Nun dürfte sich zwar Gottes Hoffnung nicht erfüllt haben, das sein ausgesprochen ungriffiges Fluchwort in den allgemeinen Sprachgebrauch überging (dafür hätte er der größeren Wirkung wegen die Zahl der Verfehlung kurzhalten müssen, denn so hätte es schon ganz anderes geklungen: „Der HERR macht dich Zidkija und Ahab gleich, die man im Feuer rösten ließ!“), doch dürfte das weder Jeremia noch ihn wirklich gestört haben, während es für die beiden prominenten Hinrichtungsopfer wohl kein Trost war.
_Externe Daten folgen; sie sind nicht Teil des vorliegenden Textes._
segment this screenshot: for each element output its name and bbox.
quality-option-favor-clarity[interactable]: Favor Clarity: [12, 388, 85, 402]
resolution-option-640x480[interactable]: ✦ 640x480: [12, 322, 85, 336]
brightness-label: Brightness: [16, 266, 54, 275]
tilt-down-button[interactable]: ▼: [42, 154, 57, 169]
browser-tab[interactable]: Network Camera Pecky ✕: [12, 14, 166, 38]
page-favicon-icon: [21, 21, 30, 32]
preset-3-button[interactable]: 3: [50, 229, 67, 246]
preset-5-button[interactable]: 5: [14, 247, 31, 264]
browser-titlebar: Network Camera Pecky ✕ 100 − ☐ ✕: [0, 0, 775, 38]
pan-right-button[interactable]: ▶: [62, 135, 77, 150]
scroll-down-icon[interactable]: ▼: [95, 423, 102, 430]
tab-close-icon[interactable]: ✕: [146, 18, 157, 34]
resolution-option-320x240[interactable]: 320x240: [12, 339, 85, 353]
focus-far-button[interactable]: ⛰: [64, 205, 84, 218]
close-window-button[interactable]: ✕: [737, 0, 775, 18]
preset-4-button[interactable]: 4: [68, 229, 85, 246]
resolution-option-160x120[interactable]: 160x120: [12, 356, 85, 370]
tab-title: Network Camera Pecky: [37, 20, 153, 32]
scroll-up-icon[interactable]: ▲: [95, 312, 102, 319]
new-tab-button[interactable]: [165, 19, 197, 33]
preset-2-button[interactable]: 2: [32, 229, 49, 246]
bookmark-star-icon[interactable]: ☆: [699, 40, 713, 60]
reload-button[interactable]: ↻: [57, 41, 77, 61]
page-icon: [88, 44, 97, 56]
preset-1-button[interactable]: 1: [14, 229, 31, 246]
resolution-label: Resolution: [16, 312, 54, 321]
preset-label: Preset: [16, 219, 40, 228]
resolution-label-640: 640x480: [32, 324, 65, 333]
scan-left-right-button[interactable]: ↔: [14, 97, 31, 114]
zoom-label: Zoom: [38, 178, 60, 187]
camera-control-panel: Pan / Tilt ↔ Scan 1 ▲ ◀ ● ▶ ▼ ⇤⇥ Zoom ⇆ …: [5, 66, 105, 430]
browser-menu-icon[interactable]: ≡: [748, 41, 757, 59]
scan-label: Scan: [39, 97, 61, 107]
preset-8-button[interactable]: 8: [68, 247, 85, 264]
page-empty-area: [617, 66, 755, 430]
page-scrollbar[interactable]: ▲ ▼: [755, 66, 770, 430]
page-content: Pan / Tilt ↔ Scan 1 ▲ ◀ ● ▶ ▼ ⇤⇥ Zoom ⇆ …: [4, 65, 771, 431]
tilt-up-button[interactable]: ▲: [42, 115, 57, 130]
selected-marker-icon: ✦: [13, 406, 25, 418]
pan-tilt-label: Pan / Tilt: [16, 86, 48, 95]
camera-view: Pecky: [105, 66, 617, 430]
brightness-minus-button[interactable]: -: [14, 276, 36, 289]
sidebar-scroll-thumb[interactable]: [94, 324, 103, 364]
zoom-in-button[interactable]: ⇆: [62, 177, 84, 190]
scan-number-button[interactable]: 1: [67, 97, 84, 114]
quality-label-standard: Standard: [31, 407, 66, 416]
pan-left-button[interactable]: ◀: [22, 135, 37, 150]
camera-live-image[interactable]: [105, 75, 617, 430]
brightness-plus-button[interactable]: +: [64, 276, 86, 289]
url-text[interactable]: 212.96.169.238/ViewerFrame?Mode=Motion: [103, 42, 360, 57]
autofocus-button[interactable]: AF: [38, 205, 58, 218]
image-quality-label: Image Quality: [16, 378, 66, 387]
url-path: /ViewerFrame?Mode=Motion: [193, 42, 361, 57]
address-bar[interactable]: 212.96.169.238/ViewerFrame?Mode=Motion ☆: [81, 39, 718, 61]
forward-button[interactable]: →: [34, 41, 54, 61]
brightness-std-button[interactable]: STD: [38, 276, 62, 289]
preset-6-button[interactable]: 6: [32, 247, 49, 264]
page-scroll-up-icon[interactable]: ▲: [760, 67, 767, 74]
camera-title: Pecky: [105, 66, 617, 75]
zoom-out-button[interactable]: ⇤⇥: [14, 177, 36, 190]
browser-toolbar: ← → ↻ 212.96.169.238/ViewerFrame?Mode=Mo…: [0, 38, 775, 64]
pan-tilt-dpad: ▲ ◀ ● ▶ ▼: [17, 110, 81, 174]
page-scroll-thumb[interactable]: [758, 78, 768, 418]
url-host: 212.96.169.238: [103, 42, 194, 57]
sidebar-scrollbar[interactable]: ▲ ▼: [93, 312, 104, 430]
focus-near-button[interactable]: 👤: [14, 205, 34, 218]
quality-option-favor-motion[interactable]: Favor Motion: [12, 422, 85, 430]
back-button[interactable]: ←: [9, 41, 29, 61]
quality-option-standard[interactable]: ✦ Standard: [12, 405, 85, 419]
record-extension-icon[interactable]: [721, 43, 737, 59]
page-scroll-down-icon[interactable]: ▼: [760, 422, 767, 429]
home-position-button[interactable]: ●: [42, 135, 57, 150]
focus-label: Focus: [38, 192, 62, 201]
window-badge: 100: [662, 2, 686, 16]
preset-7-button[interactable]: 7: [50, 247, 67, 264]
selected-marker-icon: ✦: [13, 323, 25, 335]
Gott blieb seinem Kurs treu, dass er die Erneuerung des Bundes mit einer konsequenten Verfolgung falscher Propheten verband, denen er eine maßgebliche Mitschuld dafür gab, dass es überhaupt zur Entfremdung zwischen ihm und seinem Volk kommen konnte. Darum ließ er dem falschen Propheten Nehelam durch Jeremia mitteilen, dass weder er noch einer seiner Nachfahren am Glück teilhaben dürfe, das Gott für sein Volk vorbereite. Knappe Begründung: „Er hat Auflehnung gegen den HERRN gepredigt.“ Dass eine Folge dieser Familienbestrafung die neuerliche Verletzung des Grundsatzes war, dass Väter nicht für die Taten ihrer Söhne und Söhne nicht für die ihrer Väter zu richten seien, schien in jenen Tagen niemanden zu stören.